Upload Your Document Collection

Follow the steps below to prepare and upload your document collection. This guide will help you extract text, structure your documents, chunk the content, and save it in the required format before uploading. This guide uses The Wikipedia article for Stanford University as an example, but you can use any document collection of any type.

Step 1: Extract Text from Your Documents

If your documents are not already in text form, you need to extract their text. Use Docling, a simple tool to extract text from PDFs, DOCX files, and more. While it may struggle with complex scanned documents, it works well for most standard documents. Be sure to use the "Export to Markdown" option.

Now each document in your collection should have the following fields:

  • document_title, for example:
    Stanford University
  • content, for example:
    Stanford University (officially Leland Stanford Junior University) is a private research university in Stanford, California, United States. ...
    # History
    Stanford University was founded in 1885. ...
    # Land

    Most of Stanford is on an 8,180-acre (12.8 sq mi; 33.1 km2) campus ...
    ## Central campus
    The central campus is adjacent to Palo Alto ...
Step 2: Chunk the Document Content

Breaking each document into smaller chunks (e.g., individual paragraphs, tables, infoboxes) can make it easier for retrieval systems to process.

Refer to this guide on chunking methods: Text Splitters. For most use cases, simple length-based chunking with chunk sizes between 200-800 tokens (roughly 150-600 words) works well.

Step 3: Extract Section Structure

Extracting the section structure can improve search results. Aim to capture the structure in the format "document title > section level 1 > section level 2 > ...". For example:

Stanford University > Land > Central campus

You can derive this structure from the text extracted in the previous steps. By now, each document in your collection should have one or more blocks with the following fields:

{
    "document_title": "Stanford University",
    "section_title": "Land > Central campus",
    "content": "The central campus is adjacent to Palo Alto ..."
}

These three fields are the minimum required fields for each block. Together, they will be used to find the most relevant blocks for a given query.

Step 4: Save Your Collection in JSON Lines Format

JSON Lines is a convenient format for storing structured data. Each line in a JSON Lines file is a valid JSON object.

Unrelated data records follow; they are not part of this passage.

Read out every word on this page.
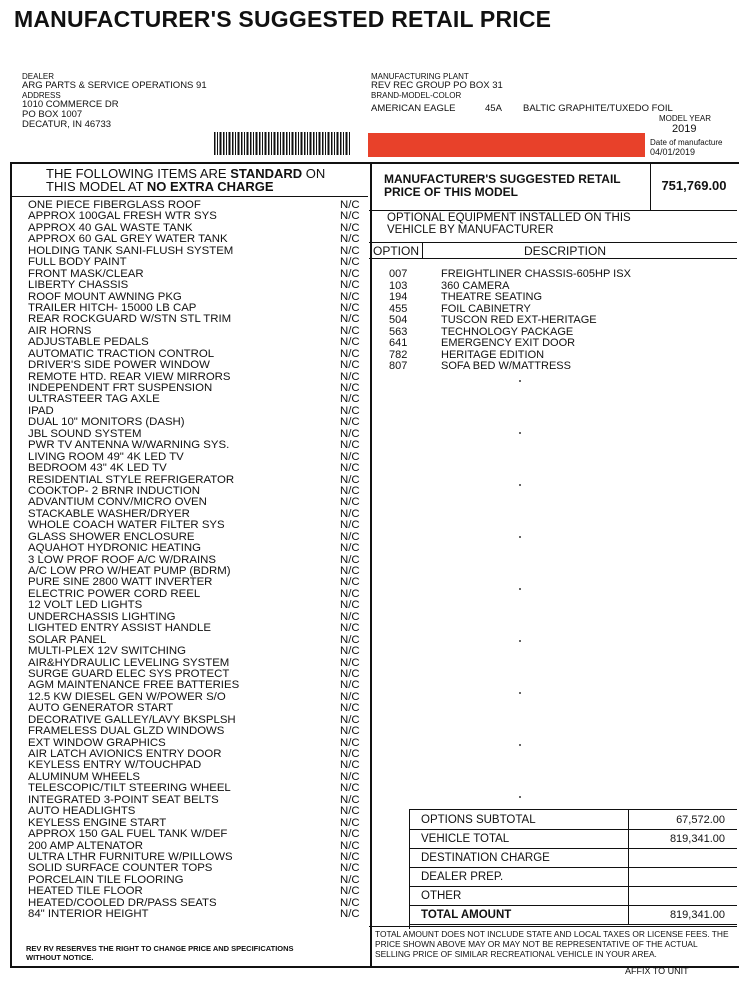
MANUFACTURER'S SUGGESTED RETAIL PRICE
DEALER
ARG PARTS & SERVICE OPERATIONS 91
ADDRESS
1010 COMMERCE DR
PO BOX 1007
DECATUR, IN 46733
MANUFACTURING PLANT
REV REC GROUP PO BOX 31
BRAND-MODEL-COLOR
AMERICAN EAGLE	45A BALTIC GRAPHITE/TUXEDO FOIL
MODEL YEAR
2019
Date of manufacture
04/01/2019
THE FOLLOWING ITEMS ARE STANDARD ON
THIS MODEL AT NO EXTRA CHARGE
ONE PIECE FIBERGLASS ROOF	N/C
APPROX 100GAL FRESH WTR SYS	N/C
APPROX 40 GAL WASTE TANK	N/C
APPROX 60 GAL GREY WATER TANK	N/C
HOLDING TANK SANI-FLUSH SYSTEM	N/C
FULL BODY PAINT	N/C
FRONT MASK/CLEAR	N/C
LIBERTY CHASSIS	N/C
ROOF MOUNT AWNING PKG	N/C
TRAILER HITCH- 15000 LB CAP	N/C
REAR ROCKGUARD W/STN STL TRIM	N/C
AIR HORNS	N/C
ADJUSTABLE PEDALS	N/C
AUTOMATIC TRACTION CONTROL	N/C
DRIVER'S SIDE POWER WINDOW	N/C
REMOTE HTD. REAR VIEW MIRRORS	N/C
INDEPENDENT FRT SUSPENSION	N/C
ULTRASTEER TAG AXLE	N/C
IPAD	N/C
DUAL 10" MONITORS (DASH)	N/C
JBL SOUND SYSTEM	N/C
PWR TV ANTENNA W/WARNING SYS.	N/C
LIVING ROOM 49" 4K LED TV	N/C
BEDROOM 43" 4K LED TV	N/C
RESIDENTIAL STYLE REFRIGERATOR	N/C
COOKTOP- 2 BRNR INDUCTION	N/C
ADVANTIUM CONV/MICRO OVEN	N/C
STACKABLE WASHER/DRYER	N/C
WHOLE COACH WATER FILTER SYS	N/C
GLASS SHOWER ENCLOSURE	N/C
AQUAHOT HYDRONIC HEATING	N/C
3 LOW PROF ROOF A/C W/DRAINS	N/C
A/C LOW PRO W/HEAT PUMP (BDRM)	N/C
PURE SINE 2800 WATT INVERTER	N/C
ELECTRIC POWER CORD REEL	N/C
12 VOLT LED LIGHTS	N/C
UNDERCHASSIS LIGHTING	N/C
LIGHTED ENTRY ASSIST HANDLE	N/C
SOLAR PANEL	N/C
MULTI-PLEX 12V SWITCHING	N/C
AIR&HYDRAULIC LEVELING SYSTEM	N/C
SURGE GUARD ELEC SYS PROTECT	N/C
AGM MAINTENANCE FREE BATTERIES	N/C
12.5 KW DIESEL GEN W/POWER S/O	N/C
AUTO GENERATOR START	N/C
DECORATIVE GALLEY/LAVY BKSPLSH	N/C
FRAMELESS DUAL GLZD WINDOWS	N/C
EXT WINDOW GRAPHICS	N/C
AIR LATCH AVIONICS ENTRY DOOR	N/C
KEYLESS ENTRY W/TOUCHPAD	N/C
ALUMINUM WHEELS	N/C
TELESCOPIC/TILT STEERING WHEEL	N/C
INTEGRATED 3-POINT SEAT BELTS	N/C
AUTO HEADLIGHTS	N/C
KEYLESS ENGINE START	N/C
APPROX 150 GAL FUEL TANK W/DEF	N/C
200 AMP ALTENATOR	N/C
ULTRA LTHR FURNITURE W/PILLOWS	N/C
SOLID SURFACE COUNTER TOPS	N/C
PORCELAIN TILE FLOORING	N/C
HEATED TILE FLOOR	N/C
HEATED/COOLED DR/PASS SEATS	N/C
84" INTERIOR HEIGHT	N/C
REV RV RESERVES THE RIGHT TO CHANGE PRICE AND SPECIFICATIONS WITHOUT NOTICE.
MANUFACTURER'S SUGGESTED RETAIL PRICE OF THIS MODEL	751,769.00
OPTIONAL EQUIPMENT INSTALLED ON THIS VEHICLE BY MANUFACTURER
OPTION	DESCRIPTION
007	FREIGHTLINER CHASSIS-605HP ISX
103	360 CAMERA
194	THEATRE SEATING
455	FOIL CABINETRY
504	TUSCON RED EXT-HERITAGE
563	TECHNOLOGY PACKAGE
641	EMERGENCY EXIT DOOR
782	HERITAGE EDITION
807	SOFA BED W/MATTRESS
OPTIONS SUBTOTAL	67,572.00
VEHICLE TOTAL	819,341.00
DESTINATION CHARGE
DEALER PREP.
OTHER
TOTAL AMOUNT	819,341.00
TOTAL AMOUNT DOES NOT INCLUDE STATE AND LOCAL TAXES OR LICENSE FEES. THE PRICE SHOWN ABOVE MAY OR MAY NOT BE REPRESENTATIVE OF THE ACTUAL SELLING PRICE OF SIMILAR RECREATIONAL VEHICLE IN YOUR AREA.
AFFIX TO UNIT
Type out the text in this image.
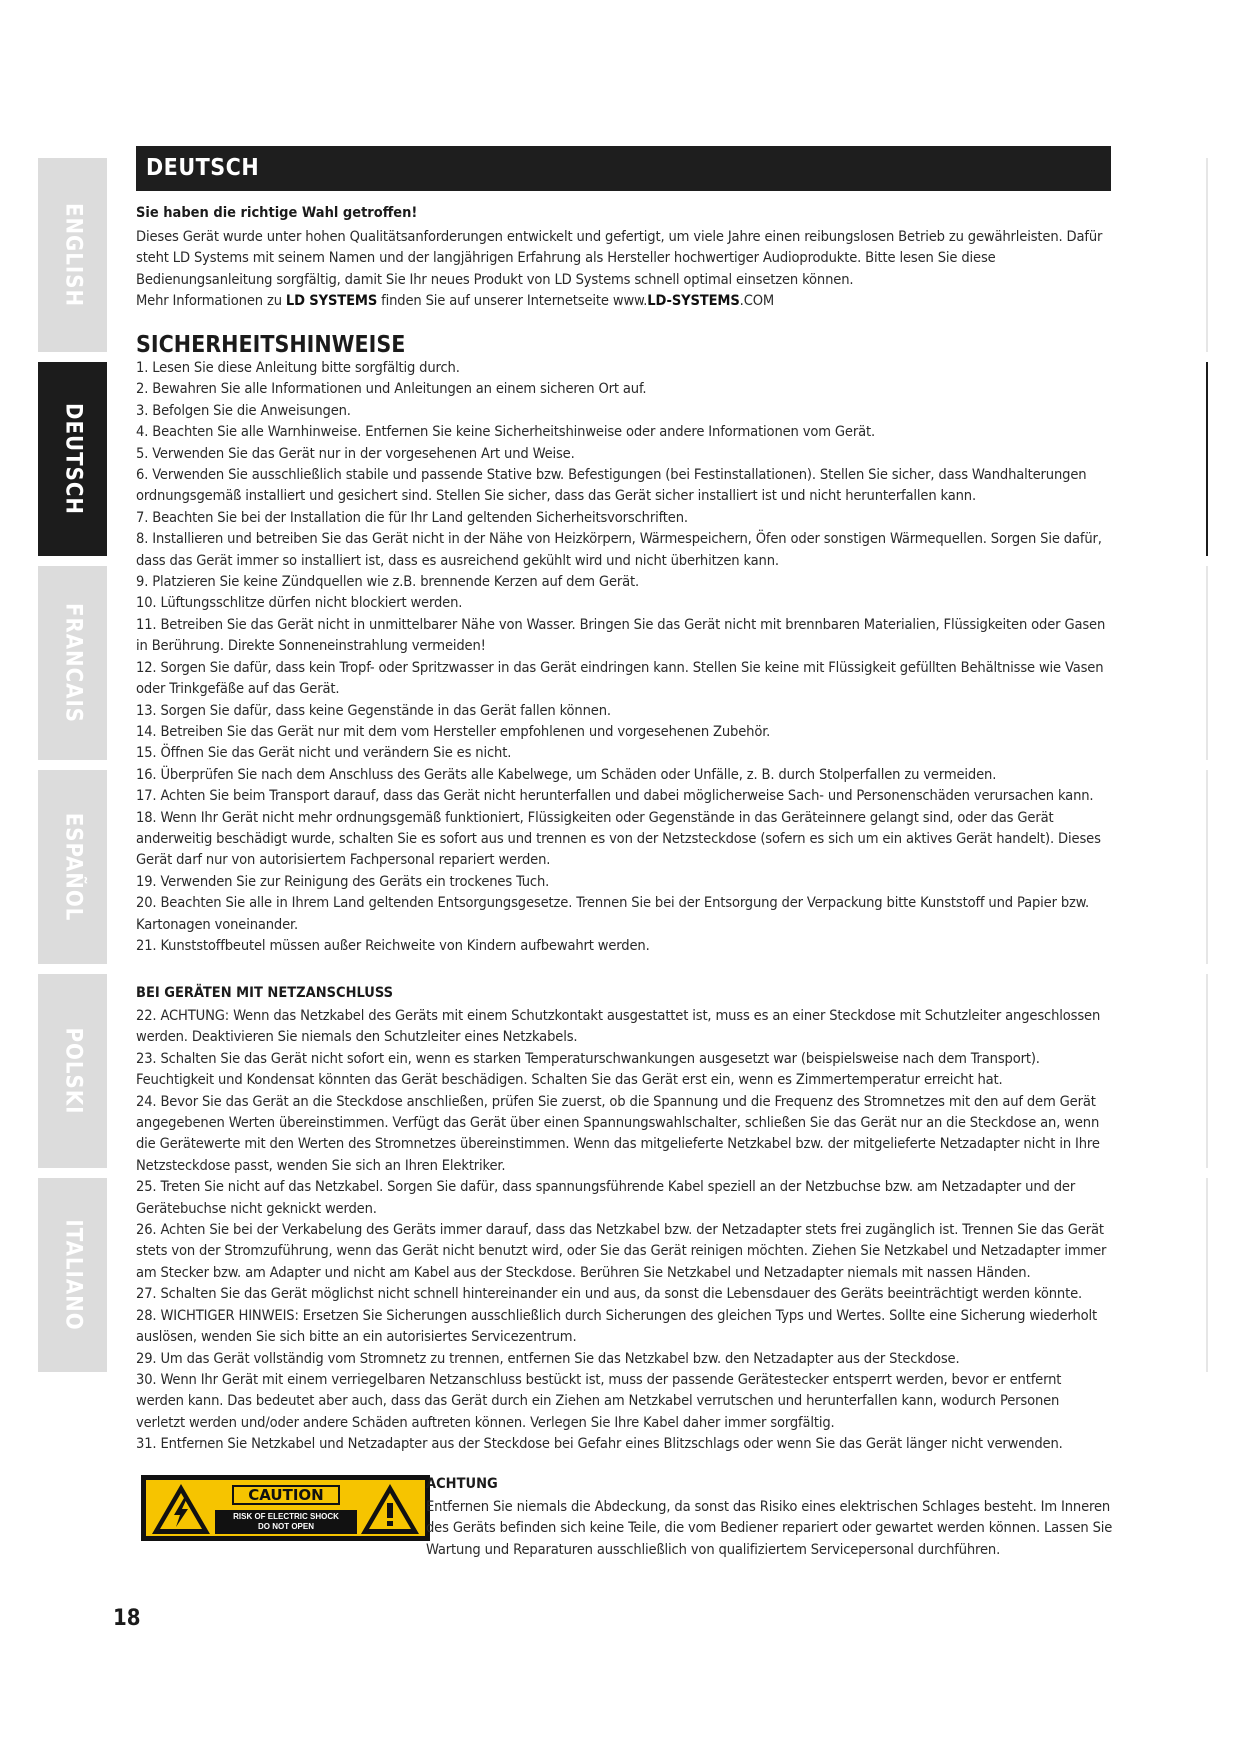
ENGLISH
DEUTSCH
FRANCAIS
ESPAÑOL
POLSKI
ITALIANO
DEUTSCH
Sie haben die richtige Wahl getroffen!

Dieses Gerät wurde unter hohen Qualitätsanforderungen entwickelt und gefertigt, um viele Jahre einen reibungslosen Betrieb zu gewährleisten. Dafür steht LD Systems mit seinem Namen und der langjährigen Erfahrung als Hersteller hochwertiger Audioprodukte. Bitte lesen Sie diese Bedienungsanleitung sorgfältig, damit Sie Ihr neues Produkt von LD Systems schnell optimal einsetzen können.

Mehr Informationen zu LD SYSTEMS finden Sie auf unserer Internetseite www.LD-SYSTEMS.COM

SICHERHEITSHINWEISE

1. Lesen Sie diese Anleitung bitte sorgfältig durch.

2. Bewahren Sie alle Informationen und Anleitungen an einem sicheren Ort auf.

3. Befolgen Sie die Anweisungen.

4. Beachten Sie alle Warnhinweise. Entfernen Sie keine Sicherheitshinweise oder andere Informationen vom Gerät.

5. Verwenden Sie das Gerät nur in der vorgesehenen Art und Weise.

6. Verwenden Sie ausschließlich stabile und passende Stative bzw. Befestigungen (bei Festinstallationen). Stellen Sie sicher, dass Wandhalterungen ordnungsgemäß installiert und gesichert sind. Stellen Sie sicher, dass das Gerät sicher installiert ist und nicht herunterfallen kann.

7. Beachten Sie bei der Installation die für Ihr Land geltenden Sicherheitsvorschriften.

8. Installieren und betreiben Sie das Gerät nicht in der Nähe von Heizkörpern, Wärmespeichern, Öfen oder sonstigen Wärmequellen. Sorgen Sie dafür, dass das Gerät immer so installiert ist, dass es ausreichend gekühlt wird und nicht überhitzen kann.

9. Platzieren Sie keine Zündquellen wie z.B. brennende Kerzen auf dem Gerät.

10. Lüftungsschlitze dürfen nicht blockiert werden.

11. Betreiben Sie das Gerät nicht in unmittelbarer Nähe von Wasser. Bringen Sie das Gerät nicht mit brennbaren Materialien, Flüssigkeiten oder Gasen in Berührung. Direkte Sonneneinstrahlung vermeiden!

12. Sorgen Sie dafür, dass kein Tropf- oder Spritzwasser in das Gerät eindringen kann. Stellen Sie keine mit Flüssigkeit gefüllten Behältnisse wie Vasen oder Trinkgefäße auf das Gerät.

13. Sorgen Sie dafür, dass keine Gegenstände in das Gerät fallen können.

14. Betreiben Sie das Gerät nur mit dem vom Hersteller empfohlenen und vorgesehenen Zubehör.

15. Öffnen Sie das Gerät nicht und verändern Sie es nicht.

16. Überprüfen Sie nach dem Anschluss des Geräts alle Kabelwege, um Schäden oder Unfälle, z. B. durch Stolperfallen zu vermeiden.

17. Achten Sie beim Transport darauf, dass das Gerät nicht herunterfallen und dabei möglicherweise Sach- und Personenschäden verursachen kann.

18. Wenn Ihr Gerät nicht mehr ordnungsgemäß funktioniert, Flüssigkeiten oder Gegenstände in das Geräteinnere gelangt sind, oder das Gerät anderweitig beschädigt wurde, schalten Sie es sofort aus und trennen es von der Netzsteckdose (sofern es sich um ein aktives Gerät handelt). Dieses Gerät darf nur von autorisiertem Fachpersonal repariert werden.

19. Verwenden Sie zur Reinigung des Geräts ein trockenes Tuch.

20. Beachten Sie alle in Ihrem Land geltenden Entsorgungsgesetze. Trennen Sie bei der Entsorgung der Verpackung bitte Kunststoff und Papier bzw. Kartonagen voneinander.

21. Kunststoffbeutel müssen außer Reichweite von Kindern aufbewahrt werden.

BEI GERÄTEN MIT NETZANSCHLUSS

22. ACHTUNG: Wenn das Netzkabel des Geräts mit einem Schutzkontakt ausgestattet ist, muss es an einer Steckdose mit Schutzleiter angeschlossen werden. Deaktivieren Sie niemals den Schutzleiter eines Netzkabels.

23. Schalten Sie das Gerät nicht sofort ein, wenn es starken Temperaturschwankungen ausgesetzt war (beispielsweise nach dem Transport). Feuchtigkeit und Kondensat könnten das Gerät beschädigen. Schalten Sie das Gerät erst ein, wenn es Zimmertemperatur erreicht hat.

24. Bevor Sie das Gerät an die Steckdose anschließen, prüfen Sie zuerst, ob die Spannung und die Frequenz des Stromnetzes mit den auf dem Gerät angegebenen Werten übereinstimmen. Verfügt das Gerät über einen Spannungswahlschalter, schließen Sie das Gerät nur an die Steckdose an, wenn die Gerätewerte mit den Werten des Stromnetzes übereinstimmen. Wenn das mitgelieferte Netzkabel bzw. der mitgelieferte Netzadapter nicht in Ihre Netzsteckdose passt, wenden Sie sich an Ihren Elektriker.

25. Treten Sie nicht auf das Netzkabel. Sorgen Sie dafür, dass spannungsführende Kabel speziell an der Netzbuchse bzw. am Netzadapter und der Gerätebuchse nicht geknickt werden.

26. Achten Sie bei der Verkabelung des Geräts immer darauf, dass das Netzkabel bzw. der Netzadapter stets frei zugänglich ist. Trennen Sie das Gerät stets von der Stromzuführung, wenn das Gerät nicht benutzt wird, oder Sie das Gerät reinigen möchten. Ziehen Sie Netzkabel und Netzadapter immer am Stecker bzw. am Adapter und nicht am Kabel aus der Steckdose. Berühren Sie Netzkabel und Netzadapter niemals mit nassen Händen.

27. Schalten Sie das Gerät möglichst nicht schnell hintereinander ein und aus, da sonst die Lebensdauer des Geräts beeinträchtigt werden könnte.

28. WICHTIGER HINWEIS: Ersetzen Sie Sicherungen ausschließlich durch Sicherungen des gleichen Typs und Wertes. Sollte eine Sicherung wiederholt auslösen, wenden Sie sich bitte an ein autorisiertes Servicezentrum.

29. Um das Gerät vollständig vom Stromnetz zu trennen, entfernen Sie das Netzkabel bzw. den Netzadapter aus der Steckdose.

30. Wenn Ihr Gerät mit einem verriegelbaren Netzanschluss bestückt ist, muss der passende Gerätestecker entsperrt werden, bevor er entfernt werden kann. Das bedeutet aber auch, dass das Gerät durch ein Ziehen am Netzkabel verrutschen und herunterfallen kann, wodurch Personen verletzt werden und/oder andere Schäden auftreten können. Verlegen Sie Ihre Kabel daher immer sorgfältig.

31. Entfernen Sie Netzkabel und Netzadapter aus der Steckdose bei Gefahr eines Blitzschlags oder wenn Sie das Gerät länger nicht verwenden.

CAUTION
RISK OF ELECTRIC SHOCK
DO NOT OPEN
ACHTUNG
Entfernen Sie niemals die Abdeckung, da sonst das Risiko eines elektrischen Schlages besteht. Im Inneren des Geräts befinden sich keine Teile, die vom Bediener repariert oder gewartet werden können. Lassen Sie Wartung und Reparaturen ausschließlich von qualifiziertem Servicepersonal durchführen.
18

Here you can add optional fields last_edit_date and url to each block. You may set these fields to null if they are not available. The url field can be used to link back to the original document, for instance, the specific Wikipedia article for Stanford University. The last_edit_date is the date the document was published or, if known, the last date the information in the document was considered up-to-date. This field can be used to obtain better search results for time-sensitive queries.

You can also add other custom metadata fields to each block by providing a JSON object as block_metadata. All these fields will be returned to you in the search results. Each line in your JSON Lines file should follow this format. All metadata fields in all blocks should be consistent. This applies even to their types. For instance, if you want a metadata field to be a float in one block, it should be explicitly set to float in all blocks by using 5.0 instead of 5. The following example includes the optional metadata fields block_type and language.

Note: Line breaks outside quotes are for readability and should not be included.

{
    "document_title",
    "section_title",
    "content",
    "last_edit_date": "The last edit date of the block in YYYY-MM-DD format",
    "url": "The URL of the block, e.g. https://en.wikipedia.org/wiki/Stanford_University"
    "block_metadata": {
        "block_type": "The type of the block, e.g. 'text', 'table', 'infobox'",
        "language": "The language of the block, e.g. 'en' for English",
    }
}
Step 5: Upload Your JSON Lines File

If there are any formatting errors, an error message will appear. Please correct the issues and try uploading again.

No file chosen
Step 6: Request Collection Addition

After uploading your file, email genie@cs.stanford.edu to request the addition of your collection. You will receive a confirmation email with details on how to access the search API once your collection is added.